Notwithstanding the mixed news (to put it mildly) that individual investors have been getting from their nanotechnology stock portfolios, industry as a whole is pressing ahead with incorporating nanotechnologies in their products and processes. Unlike many other areas of science, nanosciences are capable of influencing a wide sweep of industrial and medical processes, from cleaner energy applications, to smart materials and revolutionary medical applications. It is increasingly difficult to know which products use nanotechnology or incorporate nanomaterials; nanotechnology consumer product directories give an idea where nanomaterials are used but are increasingly useless in helping to understand the full extent of nanotechnologies penetrating industrial manufacturing processes. Some consumer companies embrace 'nano' wholeheartedly and advertise their 'revolutionary' face creams, tennis rackets and car waxes; some, after increased scrutiny, have become very quiet about their nanotechnology activities (especially the large cosmetics and food companies); and some even change their company name to something that doesn't include 'nano' ('cleantech' or 'greentech' has become the new nanotech).
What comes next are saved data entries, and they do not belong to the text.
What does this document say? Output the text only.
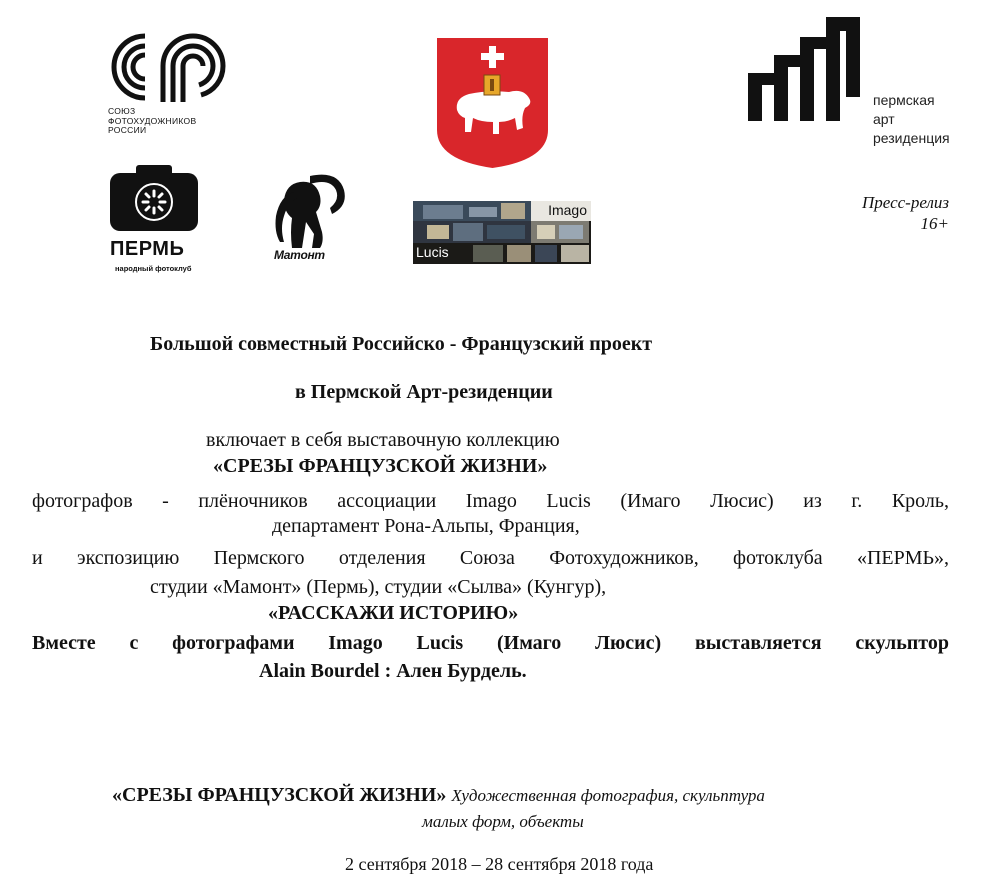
СОЮЗ
ФОТОХУДОЖНИКОВ
РОССИИ
пермская
арт
резиденция
ПЕРМЬ
народный фотоклуб
Mamoнm
Imago
Lucis
Пресс-релиз
16+
Большой совместный Российско - Французский проект
в Пермской Арт-резиденции
включает в себя выставочную коллекцию
«СРЕЗЫ ФРАНЦУЗСКОЙ ЖИЗНИ»
фотографов - плёночников ассоциации Imago Lucis (Имаго Люсис) из г. Кроль,
департамент Рона-Альпы, Франция,
и экспозицию Пермского отделения Союза Фотохудожников, фотоклуба «ПЕРМЬ»,
студии «Мамонт» (Пермь), студии «Сылва» (Кунгур),
«РАССКАЖИ ИСТОРИЮ»
Вместе с фотографами Imago Lucis (Имаго Люсис) выставляется скульптор
Alain Bourdel : Ален Бурдель.
«СРЕЗЫ ФРАНЦУЗСКОЙ ЖИЗНИ» Художественная фотография, скульптура
малых форм, объекты
2 сентября 2018 – 28 сентября 2018 года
Combine this technological shift that is taking place in industries across the board with the still existing lack of conclusive answers about the toxicity of nanomaterials, and you get a worrisome mix of industry pushing ahead unconstrained, a regulatory environment where key constituencies are ill prepared and underfunded to address the issues with the speed required, and public opinion that covers the whole range from activists calling for a complete moratorium on all things nano to snake-oil salesmen who promise nanotechnology stock tips that will make you a gazillionaire. Oh, and apparently now you can also add to this mix certain religious types in the U.S. who find nanotechnology is morally not acceptable.